Revista de Letras

José Marzo: “La mercadotecnia ha marcado en exceso la lectura”

ACVF – La Vieja Factoría es una pequeña editorial, surgida en 2006, y que publicó, entre otros libros a tener en consideración, el excelente volumen gráfico Campos de concentración, del barcelonés Josep Bartolí, con textos de Molins i Fàbregas. Ahora, tras un ligero parón en sus actividades, vuelve a la escena con nuevos bríos. Apoyada en la reedición de una joya de los textos sobre literatura, como es la colección de estudios críticos de Juan Ignacio Ferreras sobre las novelas  españolas de los siglos XVI al XX  (textos que se editan tanto en eBook como impresos en edición rústica), la nueva etapa de ACVF – La Vieja Factoría se abre con dos objetivos:  el rescate de algunas obras de mérito arrinconadas por la prisa del mercado y el lanzamiento de nuevos autores que puedan aportar una perspectiva distinta a la literatura contemporánea.

José Marzo (foto: L. Coya)

¿Hasta qué punto la edición para libro electrónico te ha animado a retomar el proyecto ACVF – La Vieja Factoría?

Es cierto que tras el revés de nuestra primera etapa, el proyecto nunca se abandonó.
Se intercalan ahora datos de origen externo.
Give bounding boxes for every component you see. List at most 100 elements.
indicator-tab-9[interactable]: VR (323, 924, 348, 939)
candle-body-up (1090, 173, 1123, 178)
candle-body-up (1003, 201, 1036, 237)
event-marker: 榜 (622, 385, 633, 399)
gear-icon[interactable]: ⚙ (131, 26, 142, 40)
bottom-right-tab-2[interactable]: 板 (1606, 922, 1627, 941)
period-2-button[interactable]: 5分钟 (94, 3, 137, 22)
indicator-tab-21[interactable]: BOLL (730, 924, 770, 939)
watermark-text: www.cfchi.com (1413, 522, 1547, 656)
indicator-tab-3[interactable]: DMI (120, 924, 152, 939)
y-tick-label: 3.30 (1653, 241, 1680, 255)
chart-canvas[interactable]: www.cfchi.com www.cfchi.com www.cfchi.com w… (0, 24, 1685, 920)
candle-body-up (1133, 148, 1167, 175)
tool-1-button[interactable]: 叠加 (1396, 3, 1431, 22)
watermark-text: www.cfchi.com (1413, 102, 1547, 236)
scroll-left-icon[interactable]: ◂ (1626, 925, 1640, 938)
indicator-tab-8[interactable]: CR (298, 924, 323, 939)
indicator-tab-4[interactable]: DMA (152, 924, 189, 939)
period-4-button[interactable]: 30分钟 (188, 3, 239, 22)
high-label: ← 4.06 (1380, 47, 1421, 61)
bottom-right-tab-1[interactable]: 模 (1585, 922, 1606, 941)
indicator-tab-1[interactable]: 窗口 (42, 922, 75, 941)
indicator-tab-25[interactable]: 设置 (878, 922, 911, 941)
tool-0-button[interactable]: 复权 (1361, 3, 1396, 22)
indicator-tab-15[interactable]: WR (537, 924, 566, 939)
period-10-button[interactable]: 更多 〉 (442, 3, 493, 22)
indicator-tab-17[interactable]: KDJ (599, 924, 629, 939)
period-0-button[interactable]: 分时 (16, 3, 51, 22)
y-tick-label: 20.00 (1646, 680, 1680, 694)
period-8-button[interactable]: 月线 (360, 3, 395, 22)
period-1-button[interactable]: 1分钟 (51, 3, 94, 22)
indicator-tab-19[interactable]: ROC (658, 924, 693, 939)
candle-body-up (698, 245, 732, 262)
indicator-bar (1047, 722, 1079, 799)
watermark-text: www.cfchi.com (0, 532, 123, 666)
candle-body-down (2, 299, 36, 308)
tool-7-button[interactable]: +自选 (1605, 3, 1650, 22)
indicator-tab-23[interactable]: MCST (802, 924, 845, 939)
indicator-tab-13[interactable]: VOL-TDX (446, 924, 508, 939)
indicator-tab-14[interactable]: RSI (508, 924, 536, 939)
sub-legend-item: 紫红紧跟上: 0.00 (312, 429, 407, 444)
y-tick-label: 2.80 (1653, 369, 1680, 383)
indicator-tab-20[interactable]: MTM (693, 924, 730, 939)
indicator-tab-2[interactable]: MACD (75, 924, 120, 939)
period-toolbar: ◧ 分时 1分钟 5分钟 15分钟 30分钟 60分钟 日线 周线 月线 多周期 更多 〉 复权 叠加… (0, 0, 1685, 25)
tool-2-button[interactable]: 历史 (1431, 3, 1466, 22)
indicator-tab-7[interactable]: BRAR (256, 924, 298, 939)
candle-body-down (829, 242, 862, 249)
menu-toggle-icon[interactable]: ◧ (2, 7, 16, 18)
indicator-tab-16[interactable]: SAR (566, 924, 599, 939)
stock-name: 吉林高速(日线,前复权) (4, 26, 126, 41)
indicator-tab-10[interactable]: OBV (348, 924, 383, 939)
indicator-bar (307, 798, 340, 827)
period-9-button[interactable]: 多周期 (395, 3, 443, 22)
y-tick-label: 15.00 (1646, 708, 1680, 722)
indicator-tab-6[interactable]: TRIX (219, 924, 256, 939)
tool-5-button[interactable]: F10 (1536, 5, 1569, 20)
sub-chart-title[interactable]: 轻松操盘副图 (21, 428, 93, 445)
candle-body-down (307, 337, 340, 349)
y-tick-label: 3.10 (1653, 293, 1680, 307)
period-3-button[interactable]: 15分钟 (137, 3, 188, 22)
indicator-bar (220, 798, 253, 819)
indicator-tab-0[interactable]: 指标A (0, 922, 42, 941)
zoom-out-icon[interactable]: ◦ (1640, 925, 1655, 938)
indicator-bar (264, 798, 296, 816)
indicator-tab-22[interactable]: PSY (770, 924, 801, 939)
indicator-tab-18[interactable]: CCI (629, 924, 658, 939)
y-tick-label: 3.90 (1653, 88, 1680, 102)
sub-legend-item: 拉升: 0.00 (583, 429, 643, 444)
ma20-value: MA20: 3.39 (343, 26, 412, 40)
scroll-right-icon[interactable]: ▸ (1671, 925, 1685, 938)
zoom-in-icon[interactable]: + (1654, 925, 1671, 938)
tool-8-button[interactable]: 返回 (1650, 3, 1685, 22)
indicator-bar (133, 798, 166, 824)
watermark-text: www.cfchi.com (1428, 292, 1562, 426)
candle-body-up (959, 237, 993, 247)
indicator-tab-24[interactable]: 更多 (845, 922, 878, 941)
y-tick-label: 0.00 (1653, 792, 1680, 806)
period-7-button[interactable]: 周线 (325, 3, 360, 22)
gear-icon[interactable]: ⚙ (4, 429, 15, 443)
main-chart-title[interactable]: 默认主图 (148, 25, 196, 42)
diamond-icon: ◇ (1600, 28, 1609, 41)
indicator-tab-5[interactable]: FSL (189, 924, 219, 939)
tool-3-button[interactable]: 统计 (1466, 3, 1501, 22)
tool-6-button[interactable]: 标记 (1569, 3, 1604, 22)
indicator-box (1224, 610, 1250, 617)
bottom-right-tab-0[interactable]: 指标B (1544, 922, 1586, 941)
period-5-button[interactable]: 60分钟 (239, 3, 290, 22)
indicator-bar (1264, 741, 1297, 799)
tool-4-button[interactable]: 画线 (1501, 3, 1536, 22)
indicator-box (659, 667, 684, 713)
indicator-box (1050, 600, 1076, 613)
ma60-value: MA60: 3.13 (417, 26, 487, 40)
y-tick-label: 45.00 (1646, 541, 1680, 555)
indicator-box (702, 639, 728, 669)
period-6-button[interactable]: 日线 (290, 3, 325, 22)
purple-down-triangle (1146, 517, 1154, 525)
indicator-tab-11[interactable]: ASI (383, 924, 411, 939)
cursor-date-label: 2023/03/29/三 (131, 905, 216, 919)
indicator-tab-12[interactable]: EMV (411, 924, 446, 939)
Como sabes, estuvo latente, a la espera de una oportunidad de regresar a escena. El libro electrónico nos permite concentrarnos en la edición de buenos libros sin preocuparnos demasiado por los gastos. Invertimos nuestro tiempo y nuestro trabajo.

Los estudios de Juan Ignacio Ferreras (profesor universitario en la Sorbona) sobre literatura española gozaban de gran aceptación entre el público universitario, por su rigor y por su aportación de referencias al canon, pero eran ya prácticamente inencontrables. ¿Crees que su publicación en libro electrónico contribuirá a la difusión que merecen?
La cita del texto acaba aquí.